The brigadeiro — a traditional Brazilian dessert — is a cross between fudge, caramel, and a chocolate truffle. Condensed milk gets cooked down with cocoa powder, cooled, hand-rolled with butter into little balls, and then topped with sprinkles, nuts, or crushed cookies. The result is soft, chewy, and dense, but since it’s so small, it makes for the perfect light dessert. (That is, if you can stop yourself after just one or two, which is easier said than done.) Until now, the confection has flown under the radar in New York, but with the imminent opening of Brigadeiro Bakery’s first brick-and-mortar shop in Soho, it’s poised for its big break.

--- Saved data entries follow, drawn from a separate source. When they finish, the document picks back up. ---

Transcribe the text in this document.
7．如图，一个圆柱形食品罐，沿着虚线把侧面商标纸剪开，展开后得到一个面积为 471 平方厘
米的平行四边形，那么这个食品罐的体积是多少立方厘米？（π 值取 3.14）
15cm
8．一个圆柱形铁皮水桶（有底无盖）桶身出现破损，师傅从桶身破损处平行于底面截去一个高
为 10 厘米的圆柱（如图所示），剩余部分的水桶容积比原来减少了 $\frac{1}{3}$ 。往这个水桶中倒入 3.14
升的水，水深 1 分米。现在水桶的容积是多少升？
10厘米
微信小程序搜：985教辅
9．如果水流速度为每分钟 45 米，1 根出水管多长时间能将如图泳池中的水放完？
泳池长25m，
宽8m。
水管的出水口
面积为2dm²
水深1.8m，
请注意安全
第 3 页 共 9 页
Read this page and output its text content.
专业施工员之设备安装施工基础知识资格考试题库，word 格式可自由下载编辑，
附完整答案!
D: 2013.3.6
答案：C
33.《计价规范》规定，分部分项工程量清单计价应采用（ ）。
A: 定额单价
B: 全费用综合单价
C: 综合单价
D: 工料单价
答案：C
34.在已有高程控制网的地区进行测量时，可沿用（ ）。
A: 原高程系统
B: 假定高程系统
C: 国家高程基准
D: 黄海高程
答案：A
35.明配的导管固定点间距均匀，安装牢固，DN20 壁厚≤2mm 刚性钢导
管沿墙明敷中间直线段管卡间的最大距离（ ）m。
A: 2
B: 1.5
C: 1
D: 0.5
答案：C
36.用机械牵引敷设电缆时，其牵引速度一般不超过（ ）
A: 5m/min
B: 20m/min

Chef Mariana Vieira is a native of Brazil who moved to New York just five years ago. She’s been quietly making and selling her brigadeiros out of the basement of Cómodo for two years, and building her business. “I had just graduated from culinary school in Brazil,” she says. “I got married and I moved to New York, and I was like, ‘What should I do? La, la, la.’” When Vieira started working as a personal chef, she wanted to serve something at the end of the meal to identify herself — “something that was Brazilian, sweet, and that reminded me of childhood.”
Brigadeiros became Vieira’s signature. Eventually she met Cómodo co-owner Felipe Donnelly at one of his dinner parties, and when Donnelly learned Vieira was cooking from her home twelve hours a week and couldn’t afford a commercial kitchen, he suggested a barter: She could use his empty basement, if she paid rent in brigadeiros. (Each Cómodo guest receives a complimentary chocolate brigadeiro at the end of the meal.)
In the two-plus years since the deal was struck, the concept caught on via word of mouth, and Vieira and her partners, Mariana Memoria and Marcelo Reali, now ship chilled brigadeiros all over the country. (If you refrigerate them, they’ll last a week.) And now she finally has the resources to open her first store, while she’ll serve extra-fresh brigadeiros in a total of 17 flavors, as well as coffee, Brazilian cakes, savory pies, and salads. They’re still putting the finishing touches on the shop, but they’re aiming to open it this weekend.
Boxes aren’t exactly cheap — six pieces will run you $14 — but Vieira cares about every little detail, down to the colorful, festive packaging. In other words, they’re excellent holiday presents. “It was a big learning process,” Vieira says. “But I think is as close as you can get to the real Brazilian thing.”